Киев тех времен был бурным морем страстей политических и общественных, и был в этом море островок развлекательности под вывеской театра «Кривой Джимми». Группа петербургских актеров-малоформистов от голода, холода и разрухи сбежала на Украину — отдохнуть и подкормиться, да так там и осталась, там и под белыми застряла и вернулась в Москву уже в нэповское время. В составе этого театра были Курихин, Хенкин, Лагутин, Вольский, Мюссар, Антимонов, Ермолов, некоторые из них живут в памяти советского зрителя, о некоторых стоит напомнить и воскресить их образы.
Душой театра, его лицом, его вдохновителем был поэт Николай Агнивцев; если программа была из десяти или двенадцати номеров, не меньше восьми или десяти состояли из произведений Агнивцева — то были пьески, песенки, лубки, лирические стихотворения, поданные в рамках, медальонах и т. д.

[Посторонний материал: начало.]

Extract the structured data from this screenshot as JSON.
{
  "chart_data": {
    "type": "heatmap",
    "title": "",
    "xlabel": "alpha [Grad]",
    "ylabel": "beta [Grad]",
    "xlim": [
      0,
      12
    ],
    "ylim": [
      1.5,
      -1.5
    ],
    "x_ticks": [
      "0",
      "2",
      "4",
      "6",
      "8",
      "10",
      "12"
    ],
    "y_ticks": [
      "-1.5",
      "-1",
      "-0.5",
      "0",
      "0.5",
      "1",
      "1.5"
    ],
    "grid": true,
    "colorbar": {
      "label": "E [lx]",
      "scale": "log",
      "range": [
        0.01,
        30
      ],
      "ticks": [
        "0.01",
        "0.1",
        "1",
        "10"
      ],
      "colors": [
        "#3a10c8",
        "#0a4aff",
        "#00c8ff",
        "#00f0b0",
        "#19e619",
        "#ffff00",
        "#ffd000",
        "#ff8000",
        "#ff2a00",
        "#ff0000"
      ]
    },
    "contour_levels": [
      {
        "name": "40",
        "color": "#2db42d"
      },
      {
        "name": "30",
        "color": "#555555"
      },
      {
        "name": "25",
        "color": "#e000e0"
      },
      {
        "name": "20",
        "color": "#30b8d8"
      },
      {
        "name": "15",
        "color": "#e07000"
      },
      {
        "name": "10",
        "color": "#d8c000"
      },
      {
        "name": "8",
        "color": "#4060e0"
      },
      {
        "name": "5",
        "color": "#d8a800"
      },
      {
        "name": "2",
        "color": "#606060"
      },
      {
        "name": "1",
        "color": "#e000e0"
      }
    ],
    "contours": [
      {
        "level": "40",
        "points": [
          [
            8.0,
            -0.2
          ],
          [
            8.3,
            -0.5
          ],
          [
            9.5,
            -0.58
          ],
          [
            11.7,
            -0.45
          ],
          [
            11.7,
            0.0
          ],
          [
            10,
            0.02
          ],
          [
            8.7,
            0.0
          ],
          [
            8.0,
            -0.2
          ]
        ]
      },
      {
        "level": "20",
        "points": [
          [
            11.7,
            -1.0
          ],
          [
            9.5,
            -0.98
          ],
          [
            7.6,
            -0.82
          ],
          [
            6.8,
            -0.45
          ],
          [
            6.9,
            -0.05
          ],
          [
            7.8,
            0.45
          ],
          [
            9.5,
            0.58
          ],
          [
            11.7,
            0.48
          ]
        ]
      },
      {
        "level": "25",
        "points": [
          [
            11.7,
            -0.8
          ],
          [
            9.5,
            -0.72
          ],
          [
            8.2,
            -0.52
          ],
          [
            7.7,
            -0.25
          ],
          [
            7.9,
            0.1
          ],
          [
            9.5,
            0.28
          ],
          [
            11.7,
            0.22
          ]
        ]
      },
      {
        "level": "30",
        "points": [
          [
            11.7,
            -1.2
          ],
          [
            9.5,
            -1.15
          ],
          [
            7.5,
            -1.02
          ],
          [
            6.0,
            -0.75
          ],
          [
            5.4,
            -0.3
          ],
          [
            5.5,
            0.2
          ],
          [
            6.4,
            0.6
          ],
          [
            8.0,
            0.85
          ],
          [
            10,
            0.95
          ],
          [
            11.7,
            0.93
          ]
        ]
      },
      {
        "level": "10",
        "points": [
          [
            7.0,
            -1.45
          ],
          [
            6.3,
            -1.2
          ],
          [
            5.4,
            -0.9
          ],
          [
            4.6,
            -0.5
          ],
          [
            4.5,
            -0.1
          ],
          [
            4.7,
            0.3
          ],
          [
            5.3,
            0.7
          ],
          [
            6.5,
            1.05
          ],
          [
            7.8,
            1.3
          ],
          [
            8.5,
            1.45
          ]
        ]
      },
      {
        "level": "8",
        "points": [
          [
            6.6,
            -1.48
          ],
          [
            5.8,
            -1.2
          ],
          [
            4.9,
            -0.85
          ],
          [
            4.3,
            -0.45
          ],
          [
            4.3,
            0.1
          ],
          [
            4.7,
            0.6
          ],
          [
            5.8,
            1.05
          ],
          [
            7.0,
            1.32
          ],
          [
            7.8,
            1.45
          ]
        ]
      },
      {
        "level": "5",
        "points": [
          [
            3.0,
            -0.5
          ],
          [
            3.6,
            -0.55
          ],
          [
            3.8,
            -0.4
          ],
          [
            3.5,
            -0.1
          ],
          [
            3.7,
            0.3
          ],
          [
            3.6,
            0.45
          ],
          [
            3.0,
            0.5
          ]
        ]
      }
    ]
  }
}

Агнивцев был поэтом «Сатирикона» второго поколения. Поэтом первого призыва надо признать Сашу Черного, сатирика тонкого, острого, умно и зло бичевавшего реакцию, мещанство, пошлость и тупость своего времени. Когда «Сатирикон» (после 12-го года) добился признания, популярности, тогда и произошло поправение сатирического журнала. Он выиграл в тиражах, но потерял политическую остроту и устремленность. Его ведущим поэтом стал Николай Агнивцев, певец богемы, студенческих проказ, летучих радостей и легких огорчений. Поэты бывают большие и малые, серьезные и шутливые, глубокие и легкомысленные. При таком делении Агнивцева нужно признать поэтом милым, но шутливым, легкомысленным.
Стихи его трогательно и задушевно, иногда с тончайшим лукавством, иногда с глубоким драматизмом произносились первой актрисой театра Александрой Перегонец. Обаятельная, культурная артистка, она отдала дань легкому жанру, но впоследствии перешла в драматический театр, и в театрах областных центров стала занимать первое положение.
Будучи актрисой Симферопольского драмтеатра, Перегонец вступила в подпольную организацию, держала связь с партизанами и при провале организации геройски погибла от фашистских захватчиков.
Она имеет право на память потомства.
Одесса тех времен была городом международным, экзотическим, одесситы и одесситки органически входили во все анекдоты, иностранцы называли Одессу русским Марселем, которому только не хватало улицы Каннебьер.
В условиях гражданской войны вся эта обычная экзотика заверчивалась смерчем, реальность становилась каким-то невообразимым вымыслом. Одесский обыватель становился смешон в своем перепуге, дик в своем ожесточении.
На Черном море держали дозор два немецких крейсера «Гебен» и «Бреслау». От этого и зависела нормальная жизнь города, настроение населения, цены на Продукты и все бытовые и материальные показатели.
Если горизонт, видный с Николаевского бульвара, чист — настроение в городе соответственное, но стоит показаться не самому крейсеру немецкому, а хоть дымку от его трубы на горизонте — и сразу кило хлеба, стоившее утром два рубля, тем же продавцом, тому же покупателю продается за двадцать.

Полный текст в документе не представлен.